“The Dropout tells Holmes’s story with a little too much admiration”

The Dropout

The Dropout, Disney+

“The Dropout is a lumbering beast, but saved by two things. The first is that it is simply such a good a story that you would have to deal it actual hammer blows to kill its fascination. Its second saviour is the solid cast, led by Amanda Seyfried as Holmes. It’s a hugely skilful performance (even before she has to pull off Holmes’s famous vocal evolution), which manages to keep in balance all the disparate elements of a woman who seems, by all accounts, to have been a very strange admixture.”
Lucy Mangan, The Guardian

“The Dropout paints such a sympathetic picture of Holmes’s ‘fake it till you make it’ approach to science that I bet she hopes the judge sees it too before she is sentenced in September. This drama painted her equally as a misunderstood genius-misfit and victim who suffered from a cold mother, a weeping father losing his job in the Enron scandal, bitchy girls at school and a sexual assault at Stanford (from which she dropped out, hence the title). For what it’s worth, I think it will get better from here, which is good because so far it has felt somewhat flimsy.”
Carol Midgley, The Times

“The Dropout tells Holmes’s story with a little too much admiration, portraying her as a lone woman business warrior battling it out against boardrooms of sullen-faced, disinterested men. It makes for an interesting enough TV show.
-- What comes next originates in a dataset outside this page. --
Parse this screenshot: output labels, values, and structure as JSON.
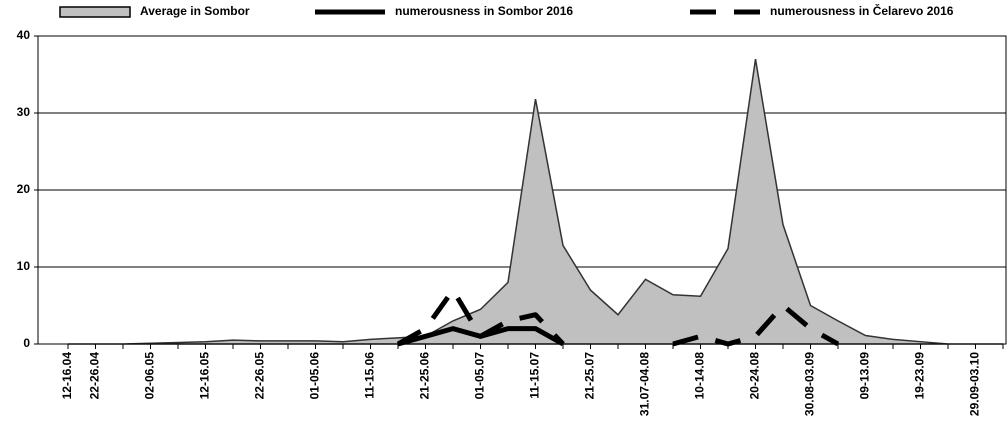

But given the complexity of the saga, it could, and should, have gone further in interrogating the unethical and dangerous risks she took.”
Emily Baker, The i

“The final product is, ultimately, more viable than anything Theranos ever produced. Anchored by Seyfried’s charmingly vulnerable central performance, and assisted by the comedy chops of executive producers like New Girl’s Elizabeth Meriwether and Search Party’s Michael Showalter, at its best it feels like The Wolf of Wall Street, if Jordan Belfort were replaced by Paris Geller. But all too often the temptation for foreshadowing, blunt symbolism, or the skewering of LinkedIn babble, gets in the way of this being an effective human drama.”
Nick Hilton, The Independent

Amol Rajan Interviews: Ian McKellen, BBC2

“McKellen is always great entertainment. And Rajan knew to let his star do most of the talking. What hampers Rajan, however, is what I suspect is an edict from on high – that he must grab headlines. As such the last 10 minutes saw Rajan go for the spicy stuff: what did he think about non-Jews playing Jewish people? What did he think about award ceremonies? Could he say something mildly controversial that might trend on Twitter? Whoever oversees this format should let Rajan get on with the conversation and eschew the cheap prodding.”
Benji Wilson, The Telegraph

Joe vs Carole, Sky/Now

“It is hugely entertaining, striking just the right tone, half absurd, half empathic, aware of its own limitations and playing up the flawed characters at the heart of it. Joe vs Carole is a lot to take in, as might have been expected. You can hardly call the source material understated. But it is bracing, fun and surprisingly measured.”